Hollywood buys into the myth that Great Men are the ones who make history, and so does the media, but I believe that most lasting and positive change usually happens through grassroots movements.

Anthony Manousos

Anthony Manousos is a retired college professor, Quaker peace activist, and author living in Pasadena, Calif. He serves on the board of directors for several organizations, including Friends Committee on National Legislation and Interfaith Communities United for Justice and Peace. He and his wife, Jill Shook, founded a housing justice nonprofit called Making Housing and Community Happen. He blogs at laquaker.blogspot.com.

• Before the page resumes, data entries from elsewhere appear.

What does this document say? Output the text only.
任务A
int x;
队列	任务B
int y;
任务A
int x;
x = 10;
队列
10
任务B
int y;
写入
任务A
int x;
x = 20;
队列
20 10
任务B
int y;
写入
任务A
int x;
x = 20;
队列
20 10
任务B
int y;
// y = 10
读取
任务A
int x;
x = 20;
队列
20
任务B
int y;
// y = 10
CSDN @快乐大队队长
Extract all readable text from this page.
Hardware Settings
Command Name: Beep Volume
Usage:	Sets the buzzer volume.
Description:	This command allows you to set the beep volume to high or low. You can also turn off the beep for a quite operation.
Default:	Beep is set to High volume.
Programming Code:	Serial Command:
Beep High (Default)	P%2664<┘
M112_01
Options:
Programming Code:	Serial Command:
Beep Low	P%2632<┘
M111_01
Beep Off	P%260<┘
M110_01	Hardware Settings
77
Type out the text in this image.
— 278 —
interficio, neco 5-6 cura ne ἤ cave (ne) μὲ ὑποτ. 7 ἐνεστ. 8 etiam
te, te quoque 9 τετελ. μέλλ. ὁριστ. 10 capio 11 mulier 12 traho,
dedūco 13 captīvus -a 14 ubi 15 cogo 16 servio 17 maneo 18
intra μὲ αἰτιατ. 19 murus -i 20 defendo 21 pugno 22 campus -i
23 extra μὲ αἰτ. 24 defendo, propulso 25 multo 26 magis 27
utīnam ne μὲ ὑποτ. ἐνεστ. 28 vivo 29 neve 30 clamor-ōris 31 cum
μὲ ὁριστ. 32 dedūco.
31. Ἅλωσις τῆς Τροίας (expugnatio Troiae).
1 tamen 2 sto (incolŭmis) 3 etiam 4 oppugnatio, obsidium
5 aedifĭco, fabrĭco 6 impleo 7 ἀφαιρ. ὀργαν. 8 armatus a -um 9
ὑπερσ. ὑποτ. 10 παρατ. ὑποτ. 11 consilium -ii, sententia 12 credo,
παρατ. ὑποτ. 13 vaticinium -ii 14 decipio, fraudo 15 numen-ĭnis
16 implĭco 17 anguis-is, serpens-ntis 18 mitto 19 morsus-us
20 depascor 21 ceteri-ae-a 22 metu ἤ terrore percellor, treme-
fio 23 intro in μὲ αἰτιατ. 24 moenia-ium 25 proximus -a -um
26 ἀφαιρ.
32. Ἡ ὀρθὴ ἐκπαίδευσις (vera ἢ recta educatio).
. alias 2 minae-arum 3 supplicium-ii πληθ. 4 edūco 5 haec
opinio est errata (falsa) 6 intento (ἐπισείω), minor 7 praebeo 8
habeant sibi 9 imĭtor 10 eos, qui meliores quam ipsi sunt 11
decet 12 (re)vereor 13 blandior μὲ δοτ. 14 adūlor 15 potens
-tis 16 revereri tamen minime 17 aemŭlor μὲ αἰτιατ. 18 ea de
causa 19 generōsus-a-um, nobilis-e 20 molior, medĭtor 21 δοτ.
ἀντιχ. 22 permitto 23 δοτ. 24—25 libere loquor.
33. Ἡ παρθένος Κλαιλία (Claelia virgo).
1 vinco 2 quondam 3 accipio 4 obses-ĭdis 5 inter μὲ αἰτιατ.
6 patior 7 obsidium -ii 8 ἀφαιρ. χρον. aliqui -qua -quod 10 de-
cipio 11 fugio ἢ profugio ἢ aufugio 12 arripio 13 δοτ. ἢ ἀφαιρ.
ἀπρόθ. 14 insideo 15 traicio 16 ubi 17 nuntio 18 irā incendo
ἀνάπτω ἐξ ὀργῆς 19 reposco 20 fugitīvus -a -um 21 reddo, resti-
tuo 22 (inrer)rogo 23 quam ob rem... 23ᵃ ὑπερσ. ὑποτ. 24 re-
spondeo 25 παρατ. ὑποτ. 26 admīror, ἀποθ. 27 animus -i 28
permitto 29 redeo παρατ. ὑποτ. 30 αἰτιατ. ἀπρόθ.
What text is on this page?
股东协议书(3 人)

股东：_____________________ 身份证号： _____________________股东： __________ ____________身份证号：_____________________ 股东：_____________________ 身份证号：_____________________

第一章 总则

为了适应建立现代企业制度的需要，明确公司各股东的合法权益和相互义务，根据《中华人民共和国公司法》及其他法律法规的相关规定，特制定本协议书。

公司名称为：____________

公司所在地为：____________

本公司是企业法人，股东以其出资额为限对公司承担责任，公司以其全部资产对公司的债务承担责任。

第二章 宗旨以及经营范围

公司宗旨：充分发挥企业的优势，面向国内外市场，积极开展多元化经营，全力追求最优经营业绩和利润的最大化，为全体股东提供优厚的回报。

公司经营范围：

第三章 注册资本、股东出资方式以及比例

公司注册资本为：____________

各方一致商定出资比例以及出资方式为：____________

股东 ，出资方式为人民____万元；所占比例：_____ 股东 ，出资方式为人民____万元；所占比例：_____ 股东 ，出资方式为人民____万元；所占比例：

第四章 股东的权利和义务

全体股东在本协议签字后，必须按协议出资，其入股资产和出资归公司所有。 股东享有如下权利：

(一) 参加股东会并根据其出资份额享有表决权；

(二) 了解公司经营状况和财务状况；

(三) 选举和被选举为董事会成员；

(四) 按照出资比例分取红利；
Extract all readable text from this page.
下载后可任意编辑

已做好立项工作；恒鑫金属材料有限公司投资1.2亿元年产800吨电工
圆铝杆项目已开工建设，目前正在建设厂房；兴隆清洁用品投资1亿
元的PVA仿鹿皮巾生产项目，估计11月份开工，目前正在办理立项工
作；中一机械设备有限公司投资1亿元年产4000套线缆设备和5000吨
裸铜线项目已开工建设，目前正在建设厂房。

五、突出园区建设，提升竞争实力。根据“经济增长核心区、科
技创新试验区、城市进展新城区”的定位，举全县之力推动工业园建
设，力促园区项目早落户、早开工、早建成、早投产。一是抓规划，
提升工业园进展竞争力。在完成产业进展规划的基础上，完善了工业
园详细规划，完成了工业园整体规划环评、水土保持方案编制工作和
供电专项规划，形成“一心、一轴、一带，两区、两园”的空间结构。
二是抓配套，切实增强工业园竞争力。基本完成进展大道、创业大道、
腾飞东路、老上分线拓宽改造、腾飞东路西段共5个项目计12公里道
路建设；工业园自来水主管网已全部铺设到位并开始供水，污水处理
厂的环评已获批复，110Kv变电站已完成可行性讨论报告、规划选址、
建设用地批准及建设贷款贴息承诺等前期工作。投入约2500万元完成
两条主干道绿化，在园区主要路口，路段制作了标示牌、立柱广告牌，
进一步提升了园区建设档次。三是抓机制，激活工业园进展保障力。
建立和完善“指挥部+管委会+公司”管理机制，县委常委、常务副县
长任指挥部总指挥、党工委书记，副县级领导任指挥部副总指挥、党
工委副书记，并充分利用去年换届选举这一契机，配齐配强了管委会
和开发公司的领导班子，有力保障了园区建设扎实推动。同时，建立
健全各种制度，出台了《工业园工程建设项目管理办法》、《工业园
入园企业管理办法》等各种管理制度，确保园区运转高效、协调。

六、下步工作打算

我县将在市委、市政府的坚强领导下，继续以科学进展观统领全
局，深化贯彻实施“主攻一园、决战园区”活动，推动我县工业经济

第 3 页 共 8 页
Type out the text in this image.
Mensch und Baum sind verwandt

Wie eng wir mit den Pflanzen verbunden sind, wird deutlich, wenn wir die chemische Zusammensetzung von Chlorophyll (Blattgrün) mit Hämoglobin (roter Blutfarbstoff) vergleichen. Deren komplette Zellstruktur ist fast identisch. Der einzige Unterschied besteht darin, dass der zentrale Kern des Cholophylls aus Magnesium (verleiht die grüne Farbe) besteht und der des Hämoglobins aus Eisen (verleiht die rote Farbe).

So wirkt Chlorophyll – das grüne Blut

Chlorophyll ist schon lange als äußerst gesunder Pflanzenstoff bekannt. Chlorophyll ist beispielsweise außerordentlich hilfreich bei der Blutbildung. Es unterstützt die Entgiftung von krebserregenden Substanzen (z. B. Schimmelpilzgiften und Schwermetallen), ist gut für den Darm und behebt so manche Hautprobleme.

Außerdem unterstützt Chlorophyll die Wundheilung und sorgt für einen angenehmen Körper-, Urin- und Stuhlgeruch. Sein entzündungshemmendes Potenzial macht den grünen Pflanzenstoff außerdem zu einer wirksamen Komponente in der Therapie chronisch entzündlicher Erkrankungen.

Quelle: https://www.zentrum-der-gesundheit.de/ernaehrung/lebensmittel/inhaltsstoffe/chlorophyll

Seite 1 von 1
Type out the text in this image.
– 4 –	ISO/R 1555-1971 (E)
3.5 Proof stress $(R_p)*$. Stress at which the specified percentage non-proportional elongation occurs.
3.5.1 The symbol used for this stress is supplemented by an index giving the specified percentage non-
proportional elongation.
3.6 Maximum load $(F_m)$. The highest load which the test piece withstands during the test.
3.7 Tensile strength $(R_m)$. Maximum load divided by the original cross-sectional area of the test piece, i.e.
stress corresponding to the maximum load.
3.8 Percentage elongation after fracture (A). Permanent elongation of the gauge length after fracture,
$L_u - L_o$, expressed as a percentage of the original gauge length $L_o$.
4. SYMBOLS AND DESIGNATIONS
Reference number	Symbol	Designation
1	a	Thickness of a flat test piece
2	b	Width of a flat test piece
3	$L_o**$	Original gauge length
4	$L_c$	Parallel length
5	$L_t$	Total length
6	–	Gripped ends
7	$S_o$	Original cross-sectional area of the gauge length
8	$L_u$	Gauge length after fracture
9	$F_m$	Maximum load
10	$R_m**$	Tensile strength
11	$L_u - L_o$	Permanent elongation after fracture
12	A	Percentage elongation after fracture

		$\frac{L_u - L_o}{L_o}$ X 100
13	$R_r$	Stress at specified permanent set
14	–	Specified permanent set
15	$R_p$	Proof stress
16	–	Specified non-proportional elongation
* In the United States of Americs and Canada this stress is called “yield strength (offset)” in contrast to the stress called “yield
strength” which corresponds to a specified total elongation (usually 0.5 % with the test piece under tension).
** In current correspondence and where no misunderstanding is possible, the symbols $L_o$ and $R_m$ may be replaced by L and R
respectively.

3 thoughts on “Escaping Oppenheimer’s Shadow

  1. As a former protester (with an almost fanatic zeal) against the war in Vietnam from the earliest days, I get incensed when I hear all the praise of the Vietnam veterans and sometimes derogatory attacks on the protesters. Young people were desperate to get the young men out of the killing fields of Vietnam. We all had friends or family members who were there, most drafted, and in the end, as the article states collectively we did get them home. I knew pacifists who went to prison and heard of many who went to Canada, all for moral reasons. They should be the ones honored today. No one knows how many violent attacks there were on peace protesters in the early days when the war began, mainly on the young men who carried peace signs and burned their draft cards. (I was at UNC in Chapel Hill). We were ridiculed in the press. This history should be known. People who refused to fight should be honored as the truest heroes. Thanks for a powerful article that brings these memories back.
    Katherine van Wormer

    1. Perhaps we should not blame either the veterans or the protestors, but put responsibility on the politicians sponsored by elitist financiers to make selfish decisions, and carefully dividing we the people to distract us from war profiteering.